I expect critics of economics to agree and lots of economists to disagree. They will point to great papers about X, Y and Z, and will be correct. But the complacency troubles me, the failure to recognise that so few people want to study economics because of the way it is, and that so many blame it for the state of the world….

I recall taking Econ 101 using the Samuelson textbook that was popular at the times. I and many of my friends were, like, WTF? It was clear that the assumptions were not in accord with the way the world worked from our experience. But you kept your mouth shut and provided the answers expected. At least the world was working then (for our class). Now more students are recognizing that it is not working for them are speaking out and demanding better. (Note: Robert Heilbroner's The Worldly Philosophers was required reading though, so we did get some other points of view.)

Interestingly, I did not run into C. Wright Mills' s The Power Elite until I was studying social and political philosophy in grad school.

The Enlightened Economist
What should economics be? Cogs & Monsters out today!
Diane Coyle | freelance economist and a former advisor to the UK Treasury. She is a member of the UK Competition Commission and is acting Chairman of the BBC Trust, the governing body of the British Broadcasting Corporation

5 comments:

Matt Franko said...

Wrong methodology…

Matt Franko said...

“ I and many of my friends were, like, WTF? It was clear that the assumptions were not in accord with the way the world worked from our experience.”

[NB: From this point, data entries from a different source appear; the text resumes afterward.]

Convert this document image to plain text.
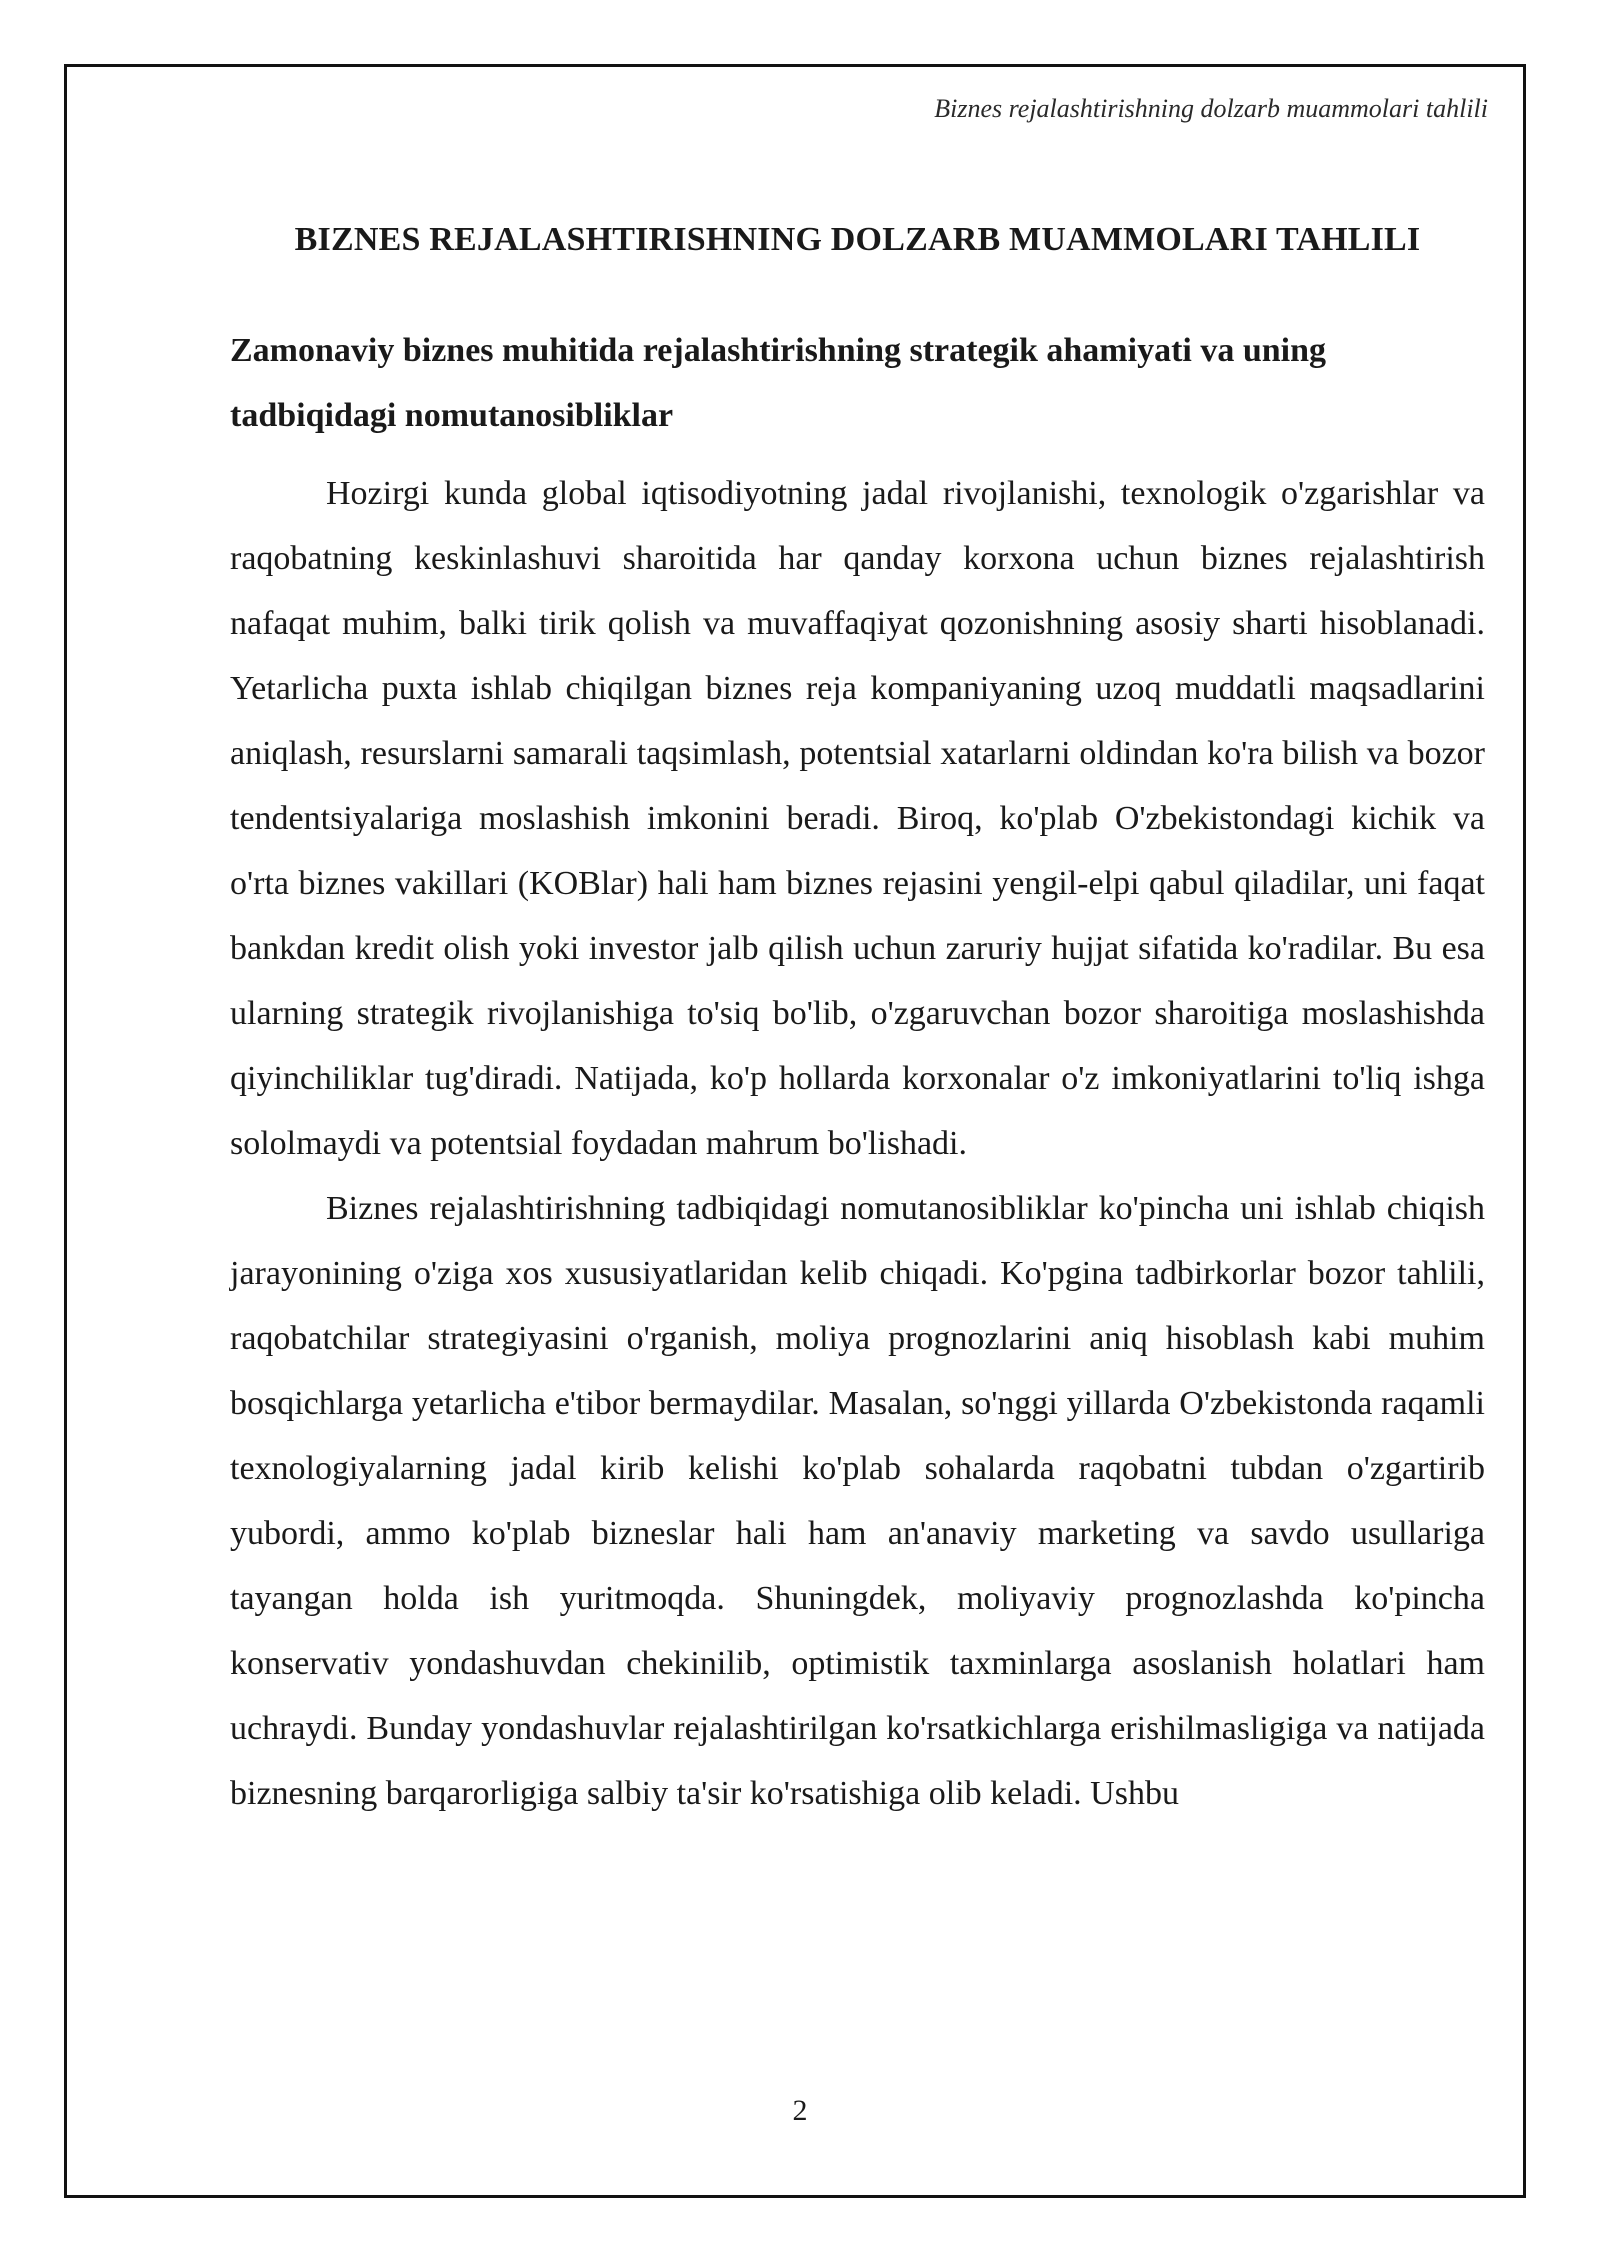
Biznes rejalashtirishning dolzarb muammolari tahlili
BIZNES REJALASHTIRISHNING DOLZARB MUAMMOLARI TAHLILI
Zamonaviy biznes muhitida rejalashtirishning strategik ahamiyati va uning tadbiqidagi nomutanosibliklar

Hozirgi kunda global iqtisodiyotning jadal rivojlanishi, texnologik o'zgarishlar va raqobatning keskinlashuvi sharoitida har qanday korxona uchun biznes rejalashtirish nafaqat muhim, balki tirik qolish va muvaffaqiyat qozonishning asosiy sharti hisoblanadi. Yetarlicha puxta ishlab chiqilgan biznes reja kompaniyaning uzoq muddatli maqsadlarini aniqlash, resurslarni samarali taqsimlash, potentsial xatarlarni oldindan ko'ra bilish va bozor tendentsiyalariga moslashish imkonini beradi. Biroq, ko'plab O'zbekistondagi kichik va o'rta biznes vakillari (KOBlar) hali ham biznes rejasini yengil-elpi qabul qiladilar, uni faqat bankdan kredit olish yoki investor jalb qilish uchun zaruriy hujjat sifatida ko'radilar. Bu esa ularning strategik rivojlanishiga to'siq bo'lib, o'zgaruvchan bozor sharoitiga moslashishda qiyinchiliklar tug'diradi. Natijada, ko'p hollarda korxonalar o'z imkoniyatlarini to'liq ishga sololmaydi va potentsial foydadan mahrum bo'lishadi.

Biznes rejalashtirishning tadbiqidagi nomutanosibliklar ko'pincha uni ishlab chiqish jarayonining o'ziga xos xususiyatlaridan kelib chiqadi. Ko'pgina tadbirkorlar bozor tahlili, raqobatchilar strategiyasini o'rganish, moliya prognozlarini aniq hisoblash kabi muhim bosqichlarga yetarlicha e'tibor bermaydilar. Masalan, so'nggi yillarda O'zbekistonda raqamli texnologiyalarning jadal kirib kelishi ko'plab sohalarda raqobatni tubdan o'zgartirib yubordi, ammo ko'plab bizneslar hali ham an'anaviy marketing va savdo usullariga tayangan holda ish yuritmoqda. Shuningdek, moliyaviy prognozlashda ko'pincha konservativ yondashuvdan chekinilib, optimistik taxminlarga asoslanish holatlari ham uchraydi. Bunday yondashuvlar rejalashtirilgan ko'rsatkichlarga erishilmasligiga va natijada biznesning barqarorligiga salbiy ta'sir ko'rsatishiga olib keladi. Ushbu

2
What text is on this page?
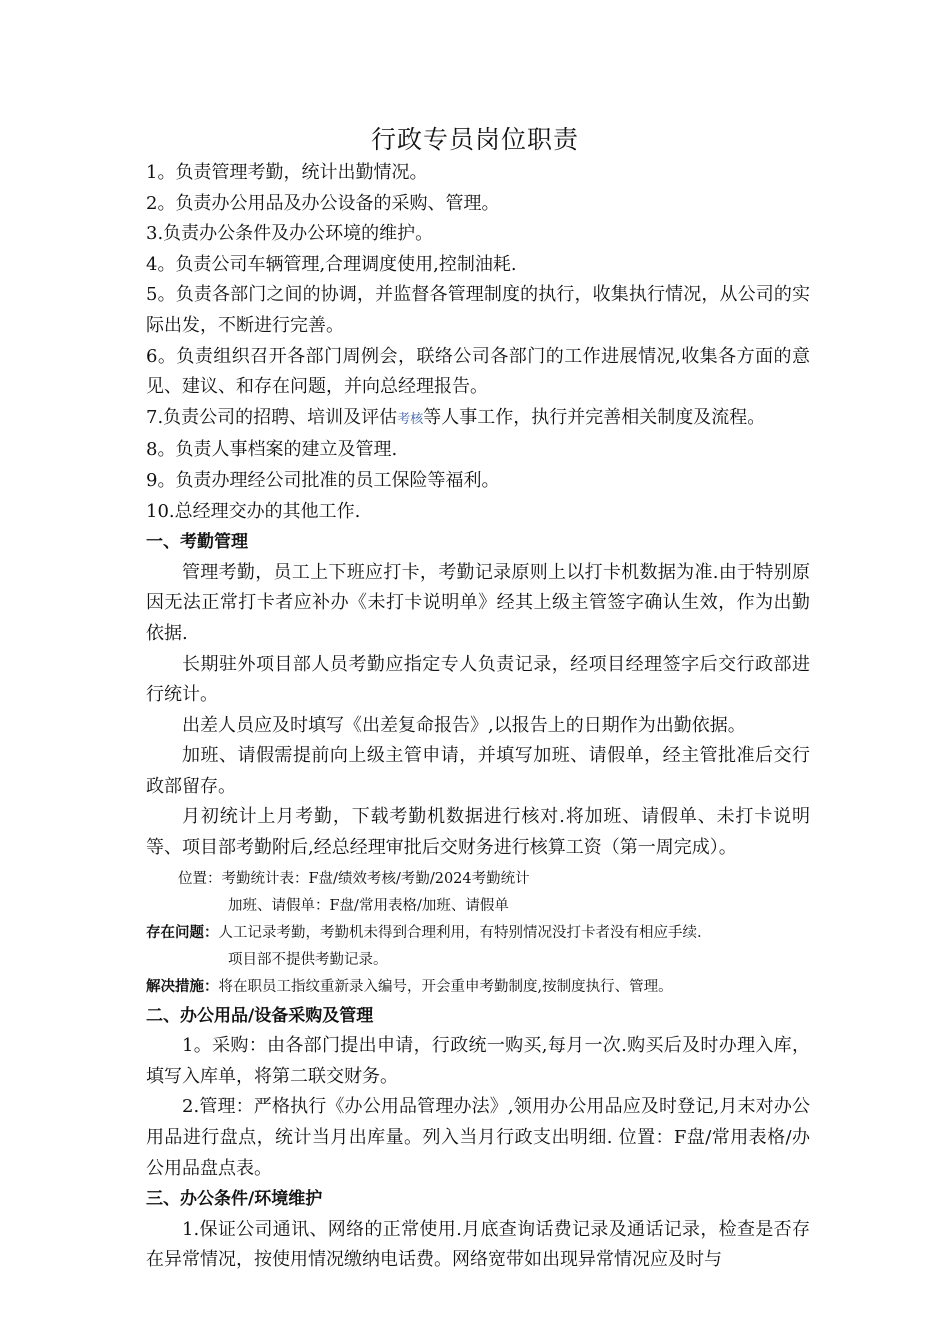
行政专员岗位职责
1。负责管理考勤，统计出勤情况。
2。负责办公用品及办公设备的采购、管理。
3.负责办公条件及办公环境的维护。
4。负责公司车辆管理,合理调度使用,控制油耗.
5。负责各部门之间的协调，并监督各管理制度的执行，收集执行情况，从公司的实际出发，不断进行完善。
6。负责组织召开各部门周例会，联络公司各部门的工作进展情况,收集各方面的意见、建议、和存在问题，并向总经理报告。
7.负责公司的招聘、培训及评估考核等人事工作，执行并完善相关制度及流程。
8。负责人事档案的建立及管理.
9。负责办理经公司批准的员工保险等福利。
10.总经理交办的其他工作.
一、考勤管理
管理考勤，员工上下班应打卡，考勤记录原则上以打卡机数据为准.由于特别原因无法正常打卡者应补办《未打卡说明单》经其上级主管签字确认生效，作为出勤依据.
长期驻外项目部人员考勤应指定专人负责记录，经项目经理签字后交行政部进行统计。
出差人员应及时填写《出差复命报告》,以报告上的日期作为出勤依据。
加班、请假需提前向上级主管申请，并填写加班、请假单，经主管批准后交行政部留存。
月初统计上月考勤，下载考勤机数据进行核对.将加班、请假单、未打卡说明等、项目部考勤附后,经总经理审批后交财务进行核算工资（第一周完成）。
位置：考勤统计表：F盘/绩效考核/考勤/2024考勤统计
加班、请假单：F盘/常用表格/加班、请假单
存在问题：人工记录考勤，考勤机未得到合理利用，有特别情况没打卡者没有相应手续.
项目部不提供考勤记录。
解决措施：将在职员工指纹重新录入编号，开会重申考勤制度,按制度执行、管理。
二、办公用品/设备采购及管理
1。采购：由各部门提出申请，行政统一购买,每月一次.购买后及时办理入库，填写入库单，将第二联交财务。
2.管理：严格执行《办公用品管理办法》,领用办公用品应及时登记,月末对办公用品进行盘点，统计当月出库量。列入当月行政支出明细. 位置：F盘/常用表格/办公用品盘点表。
三、办公条件/环境维护
1.保证公司通讯、网络的正常使用.月底查询话费记录及通话记录，检查是否存在异常情况，按使用情况缴纳电话费。网络宽带如出现异常情况应及时与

Yo, because you were in a Jesuit school which nobody material competent goes to…. Land grant institutions using a didactic science methodology are dominant since they were first established in 1860…

Jesuits are of course going to still be employing the old dialogic method from Socrates and Plato if you train there…

So that’s not what you saw before you went to train under the Jesuits and then you get out and everyone else is operating under a different method… so when you get there you are like “wtf?” and when you get out you are like “wtf?” too….

You are not discriminating (“use the narrow gate”) between the 2 methodologies… because under the Jesuit’s dialogic method you are not trained to discriminate you are trained to synthesize…

The Land grant institutions are not synagogues…

Peter Pan said...

According to Richard Wolff, many institutions have a School of Economics and a School of Business. If you intend to go into business, you attend the one that is connected to reality. That would be the latter one.

Matt Franko said...

Bachelor of Art in Economics …

Bachelor of Science in Business Administration…

Tom Hickey said...

You are not discriminating (“use the narrow gate”) between the 2 methodologies… because under the Jesuit’s dialogic method you are not trained to discriminate you are trained to synthesize…

Matt, the textbook was Samuelson's, which was the standard text at the time. Those same assumptions are the basis of Econ 101 as far as I can tell from similar criticism today. The problem seems to be with the approach to economics, and teaching econ in general.

I doubt very much whether Econ 101 is much different in science degrees and art degrees. The basic texts on the market appear to be pretty homogenous. The choice is largely between New Keynesian (Krugman) and New Classical (Mankiw). If anything the science version is more mathematical, but the underlying assumptions and approach is the same.